Tim and I went for a two hour walk on Saturday. We’d been sitting in a car for a combined 16 hours over two days of travel to our youngest son’s All Star Football game, and we kind of felt like we were the ones who’d been on the field. It hurts to sit, if that tells you anything about our age. We needed a long walk to undo the traveling.
It was good to walk and talk. Lately we’ve had mornings together a few days a week and we sit in the living room with our coffee and we read a little, pray a little, and talk. It’s been a sweet time together but I feel like we’re settling in to our twilight already, sitting in our chairs like old folks.
We almost always talk about the future and what we hope for it. These last few years have been a lesson in things we didn’t anticipate, and I sometimes feel hopeless1 when I try to envision the future—mostly because the present we are living is ZERO BITS what I had planned for. Thankfully, when it comes to optimists or pessimists, Tim and I have always taken turns—when I’m one, he’s the other. It’s a great marriage hack.
On our walk, I was the pessimist—did you pick up on that? I was the one wondering how our hopes for the future would work out, considering our present. Tim dreams of selling everything and investing in an obnoxiously large piece of land where our grandkids can run free, fishing and hunting and building forts on our family property. I dream of all that, too, and a small home for the two of us that somehow expands magically for large family gatherings every weekend. We both dream of ways to impact the people we’re in community with; but also, how to get away from everybody and live in solitude. We dream of moving away but staying close; of staying close but shrinking back; of big spaces and large gatherings but a tiny house with an RV.

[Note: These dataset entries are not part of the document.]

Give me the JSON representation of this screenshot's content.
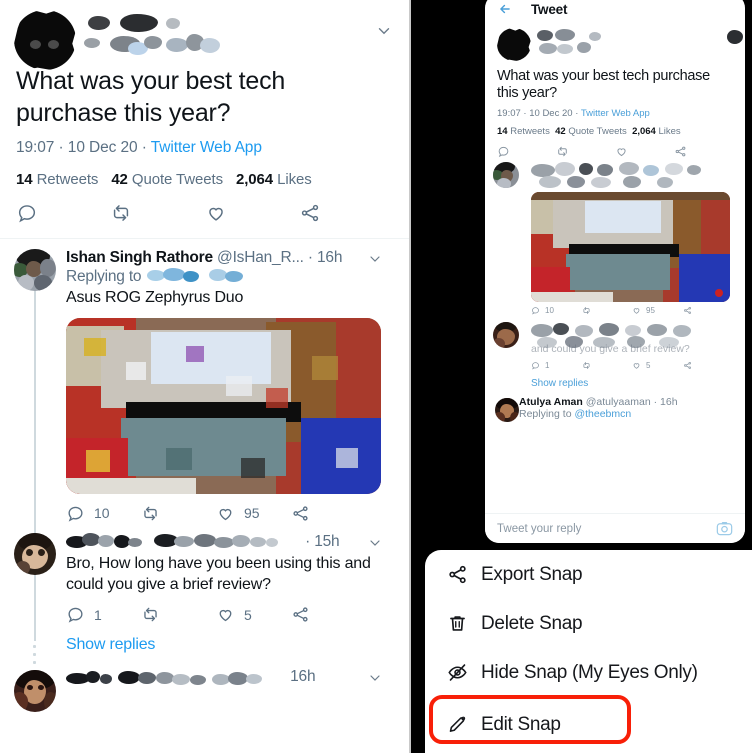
{
  "left_panel": {
    "main_tweet": {
      "author_redacted": true,
      "text": "What was your best tech purchase this year?",
      "time": "19:07",
      "date": "10 Dec 20",
      "source": "Twitter Web App",
      "separator": "·",
      "stats": {
        "retweets_count": "14",
        "retweets_label": "Retweets",
        "quotes_count": "42",
        "quotes_label": "Quote Tweets",
        "likes_count": "2,064",
        "likes_label": "Likes"
      },
      "actions": [
        "reply-icon",
        "retweet-icon",
        "like-icon",
        "share-icon"
      ],
      "caret": "chevron-down-icon"
    },
    "replies": [
      {
        "name": "Ishan Singh Rathore",
        "handle": "@IsHan_R...",
        "time": "16h",
        "replying_to": "Replying to",
        "replying_to_redacted": true,
        "text": "Asus ROG Zephyrus Duo",
        "has_image": true,
        "reply_count": "10",
        "retweet_count": "",
        "like_count": "95",
        "caret": "chevron-down-icon"
      },
      {
        "name_redacted": true,
        "time": "15h",
        "text": "Bro, How long have you been using this and could you give a brief review?",
        "has_image": false,
        "reply_count": "1",
        "retweet_count": "",
        "like_count": "5",
        "show_replies": "Show replies",
        "caret": "chevron-down-icon"
      },
      {
        "name_redacted": true,
        "time": "16h",
        "caret": "chevron-down-icon"
      }
    ]
  },
  "right_panel": {
    "phone_preview": {
      "back": "back-arrow-icon",
      "title": "Tweet",
      "author_redacted": true,
      "text": "What was your best tech purchase this year?",
      "time": "19:07",
      "date": "10 Dec 20",
      "source": "Twitter Web App",
      "separator": "·",
      "stats": {
        "retweets_count": "14",
        "retweets_label": "Retweets",
        "quotes_count": "42",
        "quotes_label": "Quote Tweets",
        "likes_count": "2,064",
        "likes_label": "Likes"
      },
      "reply_one": {
        "reply_count": "10",
        "like_count": "95"
      },
      "reply_two": {
        "text": "and could you give a brief review?",
        "reply_count": "1",
        "like_count": "5",
        "show_replies": "Show replies"
      },
      "reply_three": {
        "name": "Atulya Aman",
        "handle": "@atulyaaman",
        "time": "16h",
        "replying_to_prefix": "Replying to",
        "replying_to_handle": "@theebmcn"
      },
      "composer_placeholder": "Tweet your reply",
      "composer_icon": "camera-icon"
    },
    "context_menu": {
      "items": [
        {
          "label": "Export Snap",
          "icon": "share-icon",
          "highlighted": false
        },
        {
          "label": "Delete Snap",
          "icon": "trash-icon",
          "highlighted": false
        },
        {
          "label": "Hide Snap (My Eyes Only)",
          "icon": "eye-slash-icon",
          "highlighted": false
        },
        {
          "label": "Edit Snap",
          "icon": "pencil-icon",
          "highlighted": true
        }
      ],
      "highlight_color": "#f81f08"
    }
  },
  "colors": {
    "link_blue": "#1d9bf0",
    "text_primary": "#0f1419",
    "text_secondary": "#5b7083",
    "highlight_red": "#f81f08",
    "background_black": "#000000",
    "panel_white": "#ffffff"
  }
}
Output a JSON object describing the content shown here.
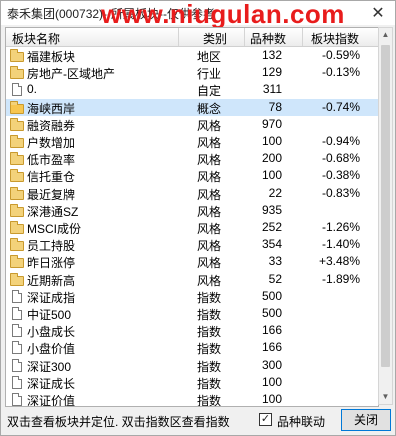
{
  "window": {
    "title": "泰禾集团(000732)--所属板块--仅供参考",
    "watermark": "www.niugulan.com",
    "close_glyph": "✕"
  },
  "table": {
    "headers": {
      "name": "板块名称",
      "category": "类别",
      "count": "品种数",
      "index_pct": "板块指数"
    },
    "rows": [
      {
        "icon": "folder",
        "name": "福建板块",
        "category": "地区",
        "count": "132",
        "pct": "-0.59%"
      },
      {
        "icon": "folder",
        "name": "房地产-区域地产",
        "category": "行业",
        "count": "129",
        "pct": "-0.13%"
      },
      {
        "icon": "doc",
        "name": "0.",
        "category": "自定",
        "count": "311",
        "pct": ""
      },
      {
        "icon": "folder-open",
        "name": "海峡西岸",
        "category": "概念",
        "count": "78",
        "pct": "-0.74%"
      },
      {
        "icon": "folder",
        "name": "融资融券",
        "category": "风格",
        "count": "970",
        "pct": ""
      },
      {
        "icon": "folder",
        "name": "户数增加",
        "category": "风格",
        "count": "100",
        "pct": "-0.94%"
      },
      {
        "icon": "folder",
        "name": "低市盈率",
        "category": "风格",
        "count": "200",
        "pct": "-0.68%"
      },
      {
        "icon": "folder",
        "name": "信托重仓",
        "category": "风格",
        "count": "100",
        "pct": "-0.38%"
      },
      {
        "icon": "folder",
        "name": "最近复牌",
        "category": "风格",
        "count": "22",
        "pct": "-0.83%"
      },
      {
        "icon": "folder",
        "name": "深港通SZ",
        "category": "风格",
        "count": "935",
        "pct": ""
      },
      {
        "icon": "folder",
        "name": "MSCI成份",
        "category": "风格",
        "count": "252",
        "pct": "-1.26%"
      },
      {
        "icon": "folder",
        "name": "员工持股",
        "category": "风格",
        "count": "354",
        "pct": "-1.40%"
      },
      {
        "icon": "folder",
        "name": "昨日涨停",
        "category": "风格",
        "count": "33",
        "pct": "+3.48%"
      },
      {
        "icon": "folder",
        "name": "近期新高",
        "category": "风格",
        "count": "52",
        "pct": "-1.89%"
      },
      {
        "icon": "doc",
        "name": "深证成指",
        "category": "指数",
        "count": "500",
        "pct": ""
      },
      {
        "icon": "doc",
        "name": "中证500",
        "category": "指数",
        "count": "500",
        "pct": ""
      },
      {
        "icon": "doc",
        "name": "小盘成长",
        "category": "指数",
        "count": "166",
        "pct": ""
      },
      {
        "icon": "doc",
        "name": "小盘价值",
        "category": "指数",
        "count": "166",
        "pct": ""
      },
      {
        "icon": "doc",
        "name": "深证300",
        "category": "指数",
        "count": "300",
        "pct": ""
      },
      {
        "icon": "doc",
        "name": "深证成长",
        "category": "指数",
        "count": "100",
        "pct": ""
      },
      {
        "icon": "doc",
        "name": "深证价值",
        "category": "指数",
        "count": "100",
        "pct": ""
      }
    ]
  },
  "footer": {
    "hint": "双击查看板块并定位. 双击指数区查看指数",
    "checkbox_label": "品种联动",
    "checkbox_checked": true,
    "checkbox_glyph": "✓",
    "close_button": "关闭"
  },
  "scrollbar": {
    "up_glyph": "▲",
    "down_glyph": "▼"
  }
}
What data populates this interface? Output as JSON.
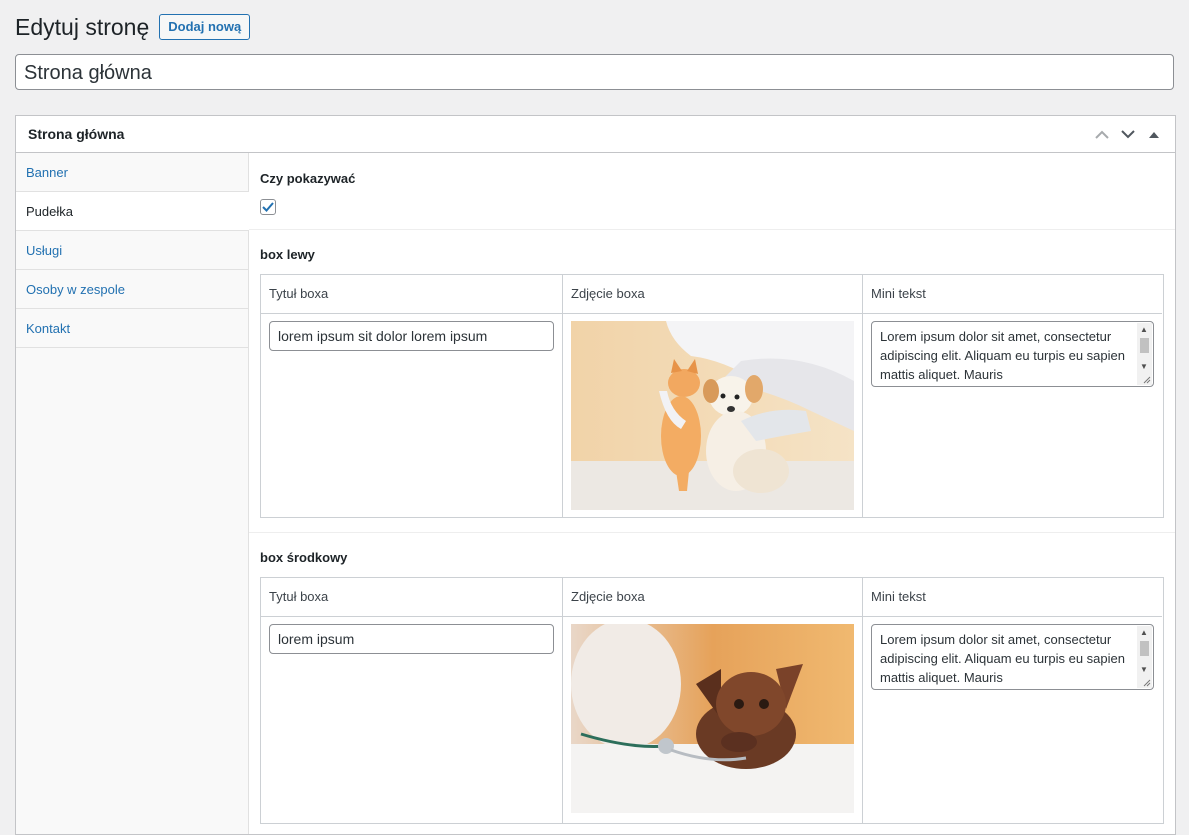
{
  "page": {
    "title": "Edytuj stronę",
    "add_new_label": "Dodaj nową",
    "post_title_value": "Strona główna"
  },
  "metabox": {
    "title": "Strona główna",
    "tabs": [
      {
        "label": "Banner"
      },
      {
        "label": "Pudełka",
        "active": true
      },
      {
        "label": "Usługi"
      },
      {
        "label": "Osoby w zespole"
      },
      {
        "label": "Kontakt"
      }
    ],
    "show_field": {
      "label": "Czy pokazywać",
      "checked": true
    },
    "columns": {
      "title": "Tytuł boxa",
      "photo": "Zdjęcie boxa",
      "text": "Mini tekst"
    },
    "groups": [
      {
        "label": "box lewy",
        "title_value": "lorem ipsum sit dolor lorem ipsum",
        "photo": "kitten-and-puppy-photo",
        "text_value": "Lorem ipsum dolor sit amet, consectetur adipiscing elit. Aliquam eu turpis eu sapien mattis aliquet. Mauris"
      },
      {
        "label": "box środkowy",
        "title_value": "lorem ipsum",
        "photo": "puppy-with-stethoscope-photo",
        "text_value": "Lorem ipsum dolor sit amet, consectetur adipiscing elit. Aliquam eu turpis eu sapien mattis aliquet. Mauris"
      }
    ]
  },
  "colors": {
    "accent": "#2271b1",
    "border": "#c3c4c7",
    "background": "#f0f0f1"
  }
}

We want it all and very little. This paradox is the way we dream together, and it’s no wonder we are surprised at the way our life has actually worked out. We are in a completely new phase, with a new business and a nearly-empty nest, but with the same old desire to simplify, downsize, purge; and things keep getting more complicated. I think we are just bad at planning but good at dreaming.
Unless I live to be 94, I am over the hill that comes at life’s midpoint, heading down the back slope of the mountain. We used to run long distance and I remember a race where the midpoint was a pretty significant hill/mountain, and when you turned around to head back to the finish line, there was this great relief. Arms and hips and feet rocked in rhythm, down the easy slope of hill you had just gutted it out to climb. Turning back was easy and you could almost float, lead with your hips, and glide home as the ground rolled under you. Inevitably, the hill would flatten out and the ground had to be pulled under your feet once again, but for a little while there was relief.
Absent of mile markers and finish lines, God alone knows our midpoint. I could have been midway at 25 and missed it, but for sure our bodies feel the breaking down and all the warnings from our youth are here to haunt us. They told us we would feel this way. I just didn’t expect it to come on so suddenly. I missed the part where we coast downhill.
Suddenly is the timing of life, though. For all our planning and dreaming and years of hard work, all of a sudden, we feel worn. And whether we are midway or closer to 80% done, we need some kind of plan for the rest of life; we need to plan as though there is a second half, full of good things.
“I would have lost heart,” the psalmist says, “unless I had believed that I would see the goodness of the LORD in the land of the living.”2
My hope is that there is still time to learn and grow—not simply to become better, as some evolutionary goal point to optimize my humanness—but to be more like Jesus. I think this probably doesn’t involve adding or acquiring things, or making huge changes and big moves. More likely it means subtracting. Even more likely, it involves less mitigation of our fears and more planning for goodness. Bad things will happen with or without our planning, but good things require a cultivation and space, an openness to the possibility of their existence.
I’m going to try and remember that on our next walk, and I think we’ll be optimists together for awhile. I don’t know that I’m halfway to anything, or if everything is almost over, or if I have a really long way to go, but I don’t want to spend opportunities for good on worry about the bad.
I also don’t want to sit in my chair when all this awaits out my door:






Not hopeless because I don’t think I have a future; I think what I mean is that making plans sometimes feels futile because que sera, sera. Ultimately, I do believe God has good in store. I just get in a mood sometimes.
Psalm 27:13 NKJV
I think my route is downhill from here.. We feel the same way.
"Unless I live to be 94, I am over the hill that comes at life’s midpoint, heading down the back slope of the mountain." Friend, I have every reason to believe you'll live to be 94, said the friend who's on the back slope of the mountain.
And yes, you are right--no matter how you plan, life always is waaaaay different and difficult than we want it to be. Always for our good and God's glory. Because He loves us.
My husband and I have found great encouragement in these verses from Psalm 92 the last several years--
14 They will still bear fruit in old age,
they will stay fresh and green,
15 proclaiming, “The Lord is upright;
he is my Rock, and there is no wickedness in him.”
You have many good years ahead, different and glorious and great altogether.